Easter is on its way and I have many ideas as usual. I feel like so much of my creativity becomes lost between what I want and need. I feel like I am watching television nonstop, or hangs on facebook... sometimes both at the same time. I do draw and write occasionally, and study too. I do wonder why I waste so much time but I'm often reminded of how tired I am. I think about doing something creative, but then realise how tired I am... to just drift away mentally in front of the TV.
But then again, I have always loved to drift away in stories and gain experience through fictional characters. It is a little odd how much experience we do get from fiction, and it is even odder when you realise it is valid experience - which you actually can use in daily life or in difficult situations. Facebook is very appealing, because of the social feeling, but that is quite fictional too in its own way. I read in a sociology-book and I think it might have been Fiske or Bordieu who said that we live in a society which evolves around daydreams. That is true. I have called myself an escapist ever since I learned the phrase in a psychology-class. Dreams are good, fantasies are even better, but some of them are just saddening if they never come true.

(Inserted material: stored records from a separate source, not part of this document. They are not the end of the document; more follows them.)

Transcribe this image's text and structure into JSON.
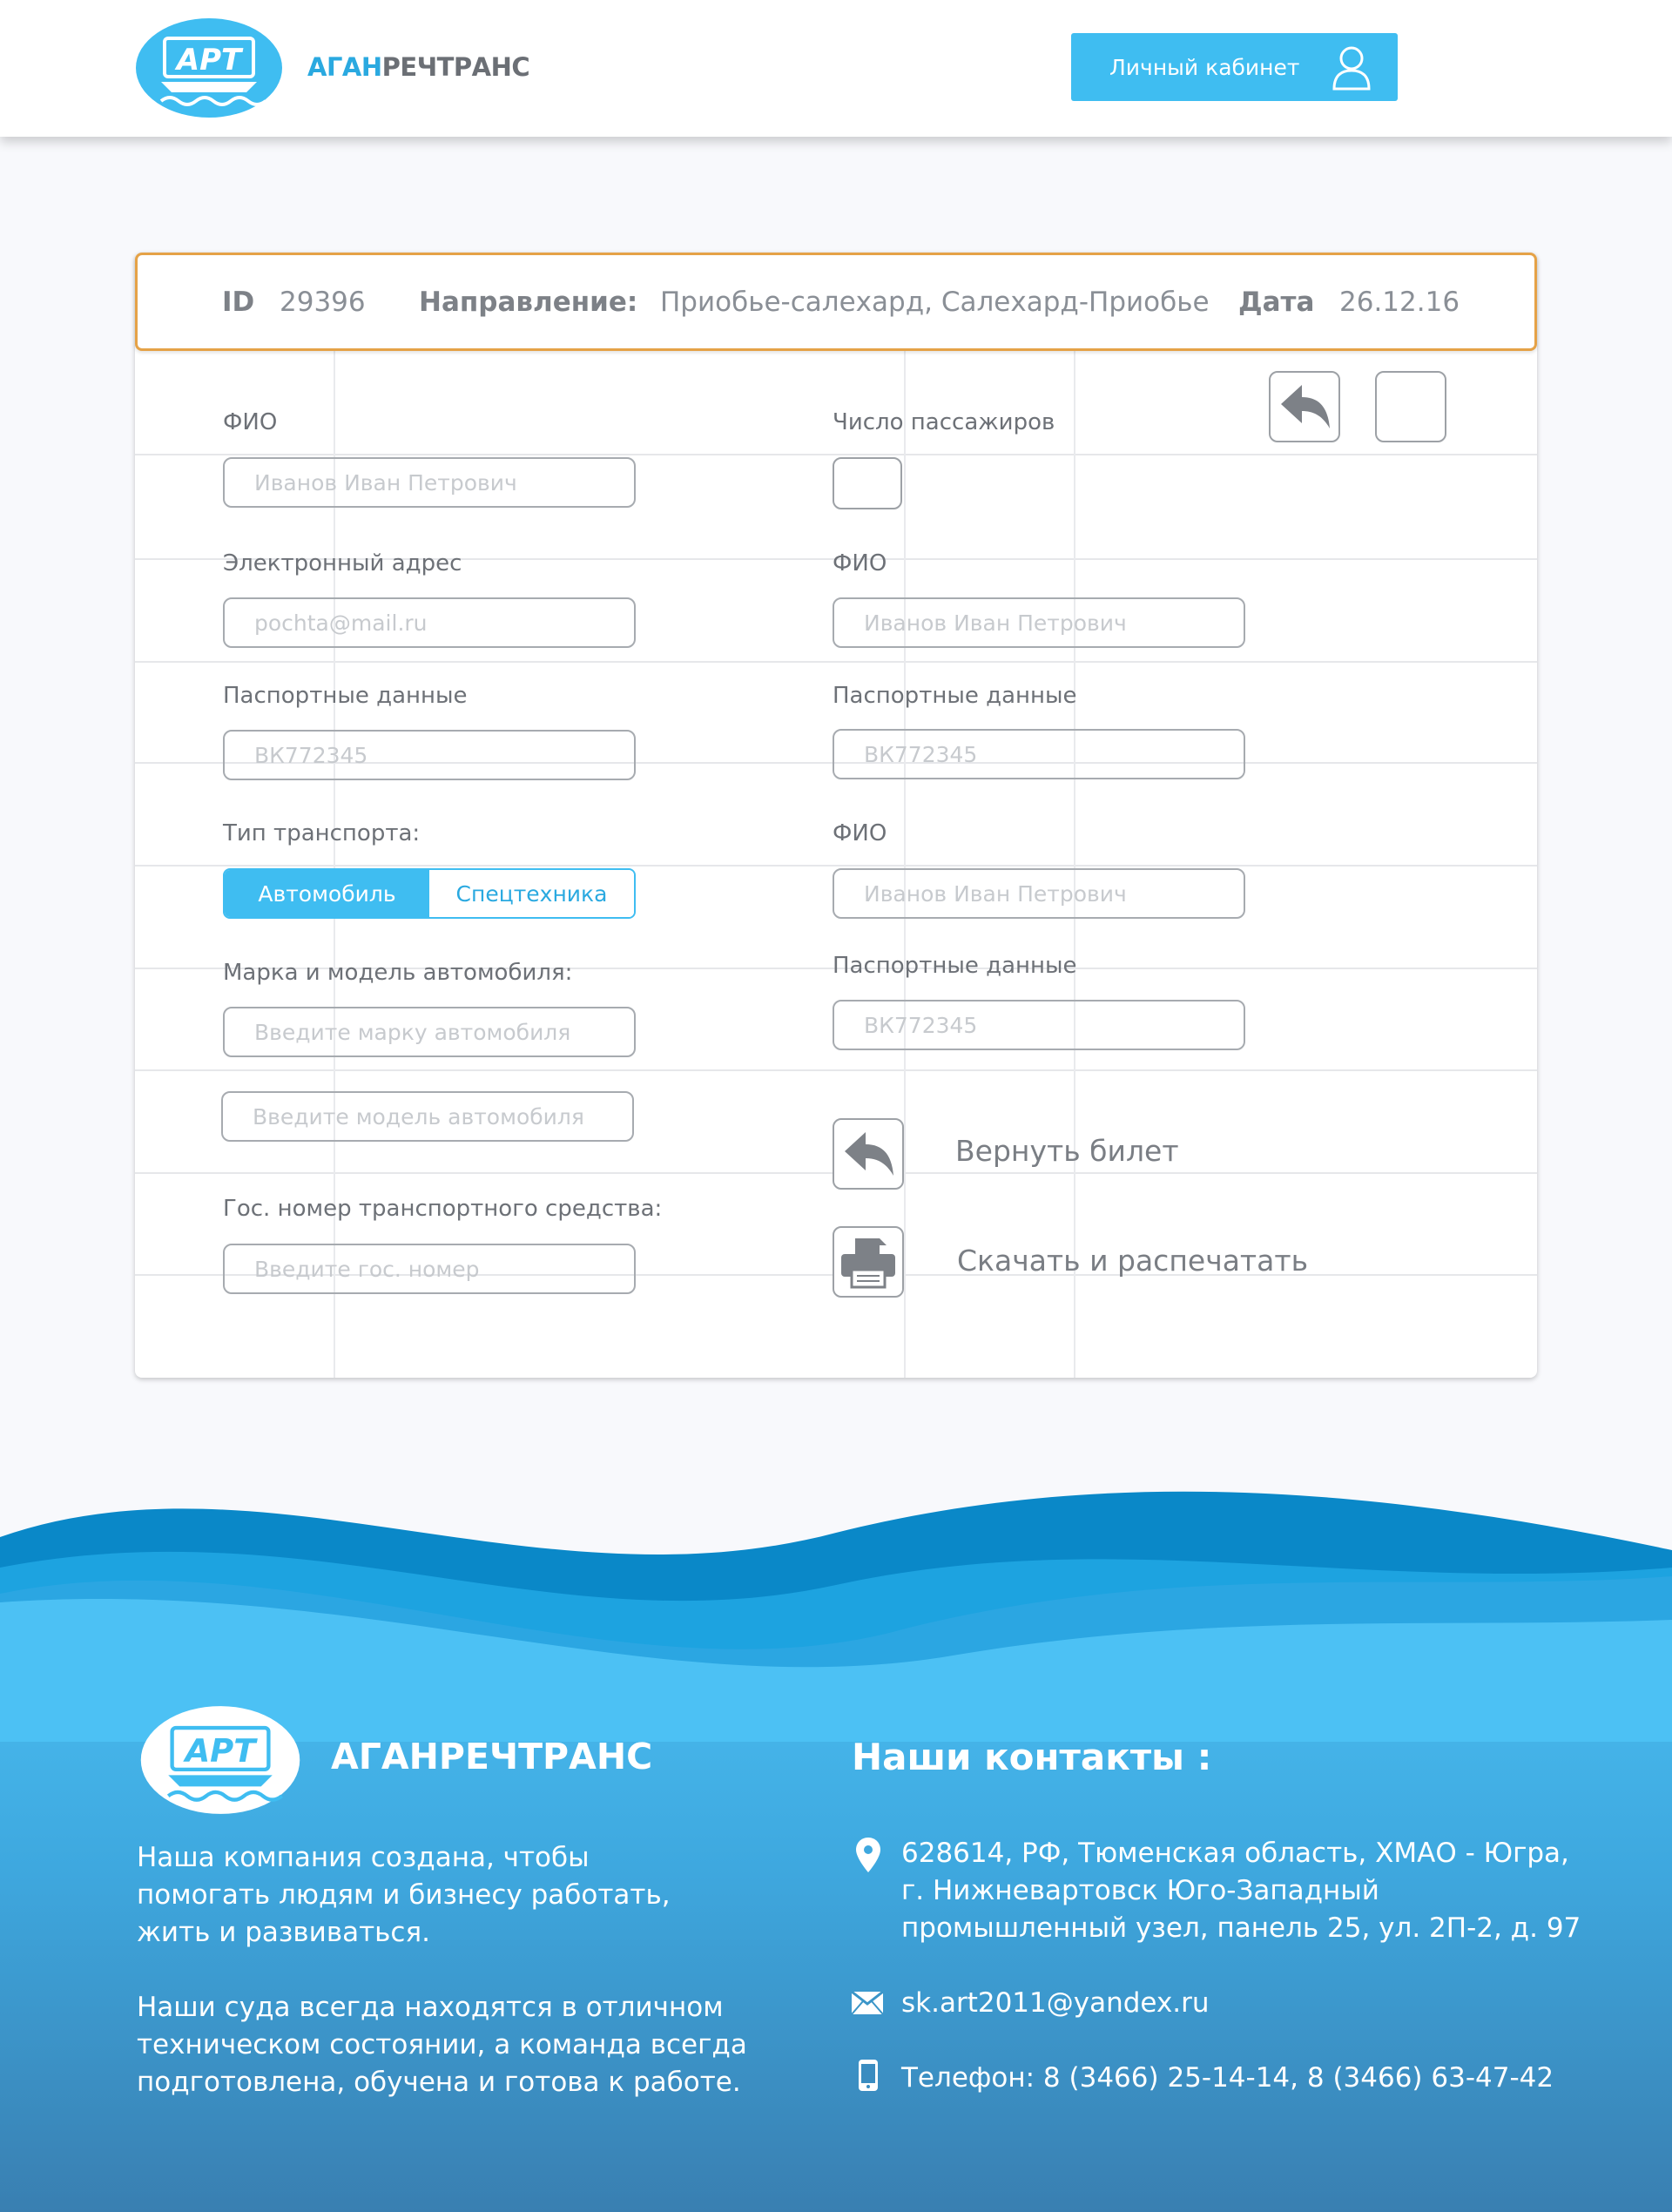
{
  "header": {
    "logo_text": "АРТ",
    "brand_part1": "АГАН",
    "brand_part2": "РЕЧТРАНС",
    "cabinet_label": "Личный кабинет"
  },
  "ticket": {
    "id_label": "ID",
    "id_value": "29396",
    "direction_label": "Направление:",
    "direction_value": "Приобье-салехард, Салехард-Приобье",
    "date_label": "Дата",
    "date_value": "26.12.16"
  },
  "form": {
    "fio_label": "ФИО",
    "fio_placeholder": "Иванов Иван Петрович",
    "email_label": "Электронный адрес",
    "email_placeholder": "pochta@mail.ru",
    "passport_label": "Паспортные данные",
    "passport_placeholder": "ВК772345",
    "transport_label": "Тип транспорта:",
    "transport_options": [
      "Автомобиль",
      "Спецтехника"
    ],
    "car_label": "Марка и модель автомобиля:",
    "car_make_placeholder": "Введите марку автомобиля",
    "car_model_placeholder": "Введите модель автомобиля",
    "plate_label": "Гос. номер транспортного средства:",
    "plate_placeholder": "Введите гос. номер",
    "passengers_label": "Число пассажиров",
    "passengers": [
      {
        "fio_label": "ФИО",
        "fio_placeholder": "Иванов Иван Петрович",
        "passport_label": "Паспортные данные",
        "passport_placeholder": "ВК772345"
      },
      {
        "fio_label": "ФИО",
        "fio_placeholder": "Иванов Иван Петрович",
        "passport_label": "Паспортные данные",
        "passport_placeholder": "ВК772345"
      }
    ]
  },
  "actions": {
    "return_label": "Вернуть билет",
    "print_label": "Скачать и распечатать"
  },
  "footer": {
    "brand": "АГАНРЕЧТРАНС",
    "about_1": [
      "Наша компания создана, чтобы",
      "помогать людям и бизнесу работать,",
      "жить и развиваться."
    ],
    "about_2": [
      "Наши суда всегда находятся в отличном",
      "техническом состоянии, а команда всегда",
      "подготовлена, обучена и готова к работе."
    ],
    "contacts_title": "Наши контакты :",
    "address": [
      "628614, РФ, Тюменская область, ХМАО - Югра,",
      "г. Нижневартовск Юго-Западный",
      "промышленный узел, панель 25, ул. 2П-2, д. 97"
    ],
    "email": "sk.art2011@yandex.ru",
    "phone": "Телефон: 8 (3466) 25-14-14, 8 (3466) 63-47-42"
  },
  "colors": {
    "accent": "#3fbdf1",
    "brand_blue": "#2aa9e0",
    "id_border": "#e5a247",
    "footer_top": "#4cc1f4",
    "footer_bottom": "#397fb1"
  }
}
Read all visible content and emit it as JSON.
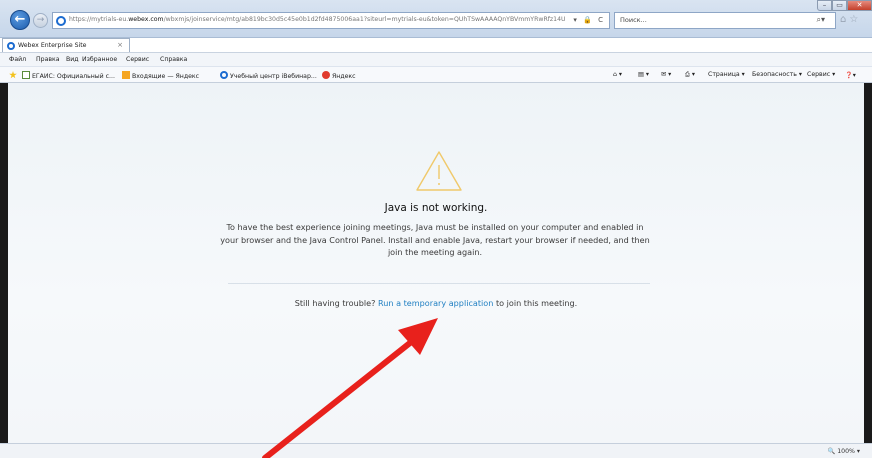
{
  "browser": {
    "address_url_prefix": "https://mytrials-eu.",
    "address_url_domain": "webex.com",
    "address_url_rest": "/wbxmjs/joinservice/mtg/ab819bc30d5c45e0b1d2fd4875006aa1?siteurl=mytrials-eu&token=QUhTSwAAAAQnYBVmmYRwRfz14U",
    "address_controls": "▾ 🔒 C",
    "search_placeholder": "Поиск...",
    "tab_title": "Webex Enterprise Site",
    "tab_close": "×"
  },
  "menu": [
    "Файл",
    "Правка",
    "Вид",
    "Избранное",
    "Сервис",
    "Справка"
  ],
  "favorites": [
    {
      "label": "ЕГАИС: Официальный с...",
      "icon": "page-icon"
    },
    {
      "label": "Входящие — Яндекс",
      "icon": "mail-icon"
    },
    {
      "label": "Учебный центр iВебинар...",
      "icon": "circle-icon"
    },
    {
      "label": "Яндекс",
      "icon": "yandex-icon"
    }
  ],
  "commandbar": {
    "page": "Страница ▾",
    "safety": "Безопасность ▾",
    "tools": "Сервис ▾"
  },
  "page": {
    "title": "Java is not working.",
    "description": "To have the best experience joining meetings, Java must be installed on your computer and enabled in your browser and the Java Control Panel. Install and enable Java, restart your browser if needed, and then join the meeting again.",
    "trouble_prefix": "Still having trouble? ",
    "trouble_link": "Run a temporary application",
    "trouble_suffix": " to join this meeting."
  },
  "statusbar": {
    "zoom": "100%"
  },
  "colors": {
    "link": "#1f7fc2",
    "warning_icon": "#f0c96a",
    "annotation_arrow": "#e8211c"
  }
}
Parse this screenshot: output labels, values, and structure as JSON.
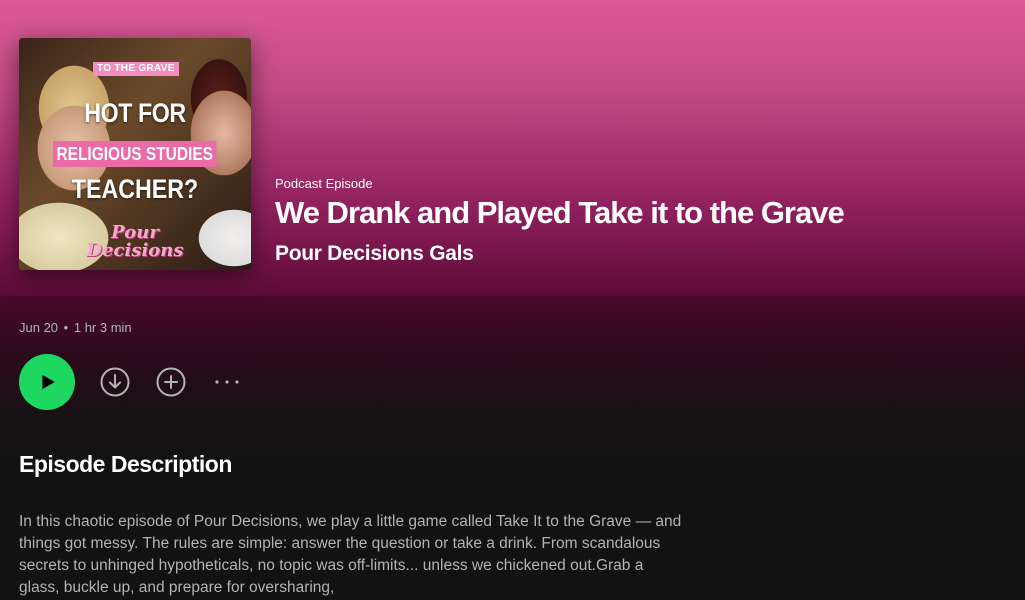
{
  "cover": {
    "tag": "TO THE GRAVE",
    "line1": "HOT FOR",
    "line2": "RELIGIOUS STUDIES",
    "line3": "TEACHER?",
    "logo_line1": "Pour",
    "logo_line2": "Decisions"
  },
  "header": {
    "type_label": "Podcast Episode",
    "title": "We Drank and Played Take it to the Grave",
    "show_name": "Pour Decisions Gals"
  },
  "meta": {
    "date": "Jun 20",
    "separator": "•",
    "duration": "1 hr 3 min"
  },
  "actions": {
    "play_icon": "play-icon",
    "download_icon": "download-icon",
    "add_icon": "add-icon",
    "more_icon": "more-options-icon"
  },
  "description": {
    "heading": "Episode Description",
    "text": "In this chaotic episode of Pour Decisions, we play a little game called Take It to the Grave — and things got messy. The rules are simple: answer the question or take a drink. From scandalous secrets to unhinged hypotheticals, no topic was off-limits... unless we chickened out.Grab a glass, buckle up, and prepare for oversharing,"
  },
  "colors": {
    "accent": "#1ed760",
    "hero_top": "#dc5a96",
    "hero_bottom": "#5a0a34",
    "background": "#121212",
    "muted_text": "#b3b3b3"
  }
}
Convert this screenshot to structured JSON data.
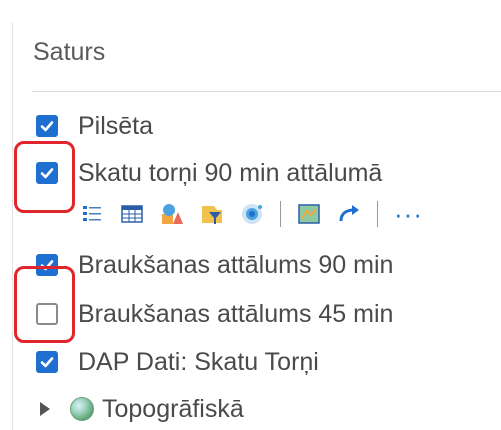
{
  "panel": {
    "title": "Saturs"
  },
  "layers": [
    {
      "label": "Pilsēta",
      "checked": true
    },
    {
      "label": "Skatu torņi 90 min attālumā",
      "checked": true
    },
    {
      "label": "Braukšanas attālums 90 min",
      "checked": true
    },
    {
      "label": "Braukšanas attālums 45 min",
      "checked": false
    },
    {
      "label": "DAP Dati: Skatu Torņi",
      "checked": true
    }
  ],
  "basemap": {
    "label": "Topogrāfiskā",
    "icon": "globe-icon",
    "expanded": false
  },
  "toolbar": {
    "icons": [
      "legend-icon",
      "table-icon",
      "style-icon",
      "filter-icon",
      "cluster-icon",
      "extent-icon",
      "redo-icon"
    ],
    "more_label": "···"
  },
  "colors": {
    "accent": "#1f6fd1",
    "highlight": "#e0262c"
  }
}
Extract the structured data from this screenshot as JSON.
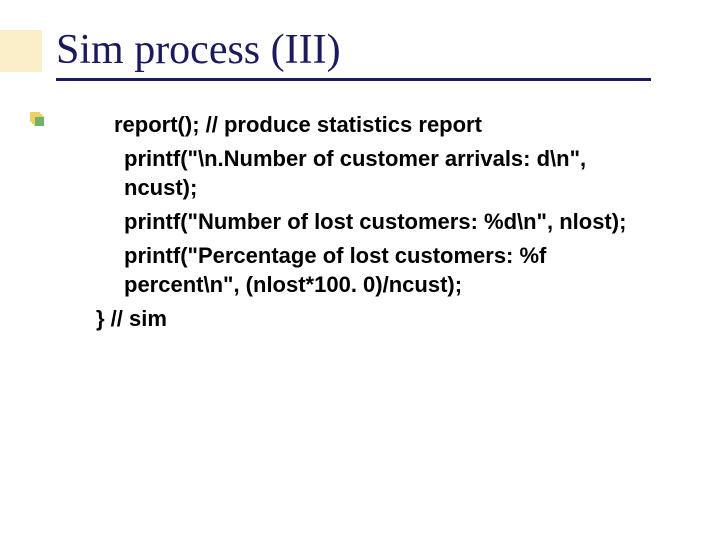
{
  "title": "Sim process (III)",
  "lines": {
    "l1": "report(); // produce statistics report",
    "l2": "printf(\"\\n.Number of customer arrivals: d\\n\", ncust);",
    "l3": "printf(\"Number of lost customers: %d\\n\", nlost);",
    "l4": "printf(\"Percentage of lost customers: %f percent\\n\", (nlost*100. 0)/ncust);",
    "l5": "} // sim"
  }
}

In my case, it is the small daydreams which are saddening me. I wish I would create more and try out those new hobbies I've been thinking about, but every single time - I'm too tired. I know I am not alone in this, but what is it that makes us so damn tired? In really difficult situations you gain power to survive, but as soon the body and mind realise you don't need to hang on the edge of survival anymore... you become exhausted. It is exhausting that I am not in a difficult situation, but at the same time not in a calm and balanced place either. I am somewhere in the middle of between.
It has happened a lot, moving out, experiencing all of the mental changes and the recent death of my dog, which was very sudden and traumatic. I have begun to have really twisted nightmares again too. So I guess I am not getting real sleep either. So what is there to do? My first step is to buy healthy snacks and food, eat regurlary so my bloodsugar stays balanced, and to start exercising again. I have a hard time keeping a regular bedtime, so I need to fix that too. These are the changes I need to do so I can make my daydreams come true, and that will give me relief to get mentally balanced.
It is what I would like to believe but at the same time... it feels like I would need something more than just ordinary changes. Years and years of complex problems may need years and years of complex solutions. I won't let that saddening me though... that would be wrong *ahem*.